Mental Health

Mental Health In Pakistan- Stigmatized, Stereotyped, and Treated with Cultural Insensitivity | by Chhaya Vinod | Nov, 2021

Mental Health In Pakistan- Stigmatized, Stereotyped, and Treated with Cultural Insensitivity

A large chunk of Pakistani households believes that mental health is not an issue that ought to be highlighted on a daily basis. It is often surmised by them as a myth, an excuse, and perhaps, a shame. In Pakistan, more than half of the population (62.84%) live in rural areas with lower social statuses and poverty compounded by illiteracy. The dwindling literacy rates and rising penury lead people to seek convenient and cheap treatment from hakims, pir babas, traditional/spiritual healers, Unani (Greco-Arab) healers, bonesetters, herbalists, and quacks. Nonetheless, an extensive population still seeks qualified professionals’ help for physical diseases, such as diabetes and hypertension; however, less significance is given to psychological health.

The question is why the elite class is hesitant in seeking help for mental health issues? Well, the answer is quite simple, if one denied the existence of something, it would be impossible to look out for its solution. It is due to the lack of general awareness in society regarding psychological issues and the outdated beliefs of older generations regarding it being a subject of shame. Above it, the stigma associated with mental disorders has led people to think that they would be considered “abnormal” or “mentally handicapped” if they ever thought about seeking help. Even if vocalized, more than often, it is termed as melodrama and attention-seeking stunts by the family and friends.

The orthodox beliefs of the traditionalists suggest that a person feels anxious or depressed perhaps because life ostensibly did not pan out the way they wanted or probably because they are ungrateful towards the Nth number of blessings they seem to possess. Patients are frequently stigmatized as “mad” and “crazy”, mental disorders are stereotyped, and mental ailments are negatively associated with soi-disant ‘pir babas’ and ‘hakims,’ resulting in the lack of access to mental healthcare institutions. Another profound impediment to mental health in our country is the cultural belief system, which causes mental illnesses to be connected with supernatural powers, labelling them as black magic, witchcraft, and possession. Around 53 % population of Pakistan inculpates their conditions to evil spirits.

Traditional and cultural considerations tend to obstruct the progress of mental health in Pakistan. The foremost reason is the discrimination among patients with schizophrenia and psychosis by labelling them as violent and destructive. Secondly, it is thought by many that if they would go near these patients, the evil spirits may end up possessing them as well. Thirdly, many feel that the ideal place for people with mental diseases are shrines, where they are physically harmed to get rid of the black magic and possessions. These misconceptions increase the taboo around mental disorders, exacerbating the suffering of already sick patients who are not only facing the symptoms of their illnesses but are also subjected to the prejudice of society.

These traditionalist elements often claim that ‘anxiety’ is nothing but a feeling of being ‘stressed.’ Similarly, ‘depression’ is merely a feeling of being ‘sad’ that does not require external intervention. However, being anxious is not equivalent to being stressed, as anxiety is typically characterized by a “persistent feeling of apprehension or dread”. Unlike stress, anxiety persists even in the absence of stressors. On the same lines, sadness is a human emotion that individuals oftentimes experience during their lives. Nonetheless, like other emotions, melancholy is fleeting and disappears with time. On the other hand, depression is a chronic mental condition that can negatively impact social, occupational and other consequential areas of functioning. Its symptoms can perpetuate for a longer duration if left untreated.

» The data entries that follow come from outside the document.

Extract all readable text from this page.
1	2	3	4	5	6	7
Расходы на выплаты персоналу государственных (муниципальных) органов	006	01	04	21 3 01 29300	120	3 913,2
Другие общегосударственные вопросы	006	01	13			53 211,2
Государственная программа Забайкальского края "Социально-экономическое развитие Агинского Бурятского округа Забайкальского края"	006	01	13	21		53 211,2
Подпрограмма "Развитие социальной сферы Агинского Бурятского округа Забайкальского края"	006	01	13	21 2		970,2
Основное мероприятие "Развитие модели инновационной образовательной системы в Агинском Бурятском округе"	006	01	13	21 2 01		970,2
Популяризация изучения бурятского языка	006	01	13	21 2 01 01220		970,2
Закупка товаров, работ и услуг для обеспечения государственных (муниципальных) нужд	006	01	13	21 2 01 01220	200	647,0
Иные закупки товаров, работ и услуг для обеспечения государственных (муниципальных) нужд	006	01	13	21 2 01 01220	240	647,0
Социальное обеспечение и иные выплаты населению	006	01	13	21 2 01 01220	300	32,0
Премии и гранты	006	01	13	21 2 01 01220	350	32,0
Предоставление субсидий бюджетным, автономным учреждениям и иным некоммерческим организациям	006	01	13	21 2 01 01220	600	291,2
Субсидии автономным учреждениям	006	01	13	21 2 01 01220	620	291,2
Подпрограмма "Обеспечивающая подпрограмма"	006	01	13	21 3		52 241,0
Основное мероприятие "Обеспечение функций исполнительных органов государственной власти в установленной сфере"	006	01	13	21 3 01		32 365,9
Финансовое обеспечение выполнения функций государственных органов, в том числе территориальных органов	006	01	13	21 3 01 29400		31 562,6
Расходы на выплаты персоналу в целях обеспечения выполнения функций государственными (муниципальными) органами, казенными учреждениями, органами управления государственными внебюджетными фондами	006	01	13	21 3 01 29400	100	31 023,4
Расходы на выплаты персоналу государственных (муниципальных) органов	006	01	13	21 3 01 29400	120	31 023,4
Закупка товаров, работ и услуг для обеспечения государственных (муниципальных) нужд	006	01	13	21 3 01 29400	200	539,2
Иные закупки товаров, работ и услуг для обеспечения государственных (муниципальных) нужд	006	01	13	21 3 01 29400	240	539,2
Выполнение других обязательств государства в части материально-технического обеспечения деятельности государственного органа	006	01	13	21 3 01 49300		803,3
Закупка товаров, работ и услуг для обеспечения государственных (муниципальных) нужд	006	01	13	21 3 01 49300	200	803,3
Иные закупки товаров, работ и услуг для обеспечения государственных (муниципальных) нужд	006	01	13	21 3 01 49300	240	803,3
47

A concerted effort is required to break down these taboos and to begin constructively dealing with mental health. There is the need to talk about mental health without stereotyping it, to dissociate the stigma attached to psychological disorders from people’s minds. It is significant for people, communities, and stakeholders to work together to lead the mental health advocacy campaigns to promote the human rights of persons with mental disorders and reduce stigma and discrimination. It is vital to encourage people to acknowledge the problem and seek help from professionals since nearly all mental conditions can be treated effectively with the combination of medications and therapy to minimize the symptoms and individuals to function independently.

According to the World Health Organization, mental illnesses account for more than 4% of the overall disease burden in Pakistan, with women bearing a disproportionate share of the burden. It has also been discovered that 24 million individuals in Pakistan require psychiatric treatment, although there are only 0.19 psychiatrists for every 10,000 people. Pakistan is lagging way behind with the low level of readiness, which will eventually result in our country trailing behind others nations and, overall, a weak health infrastructure that would be ineffective for ensuring the mental health of its population.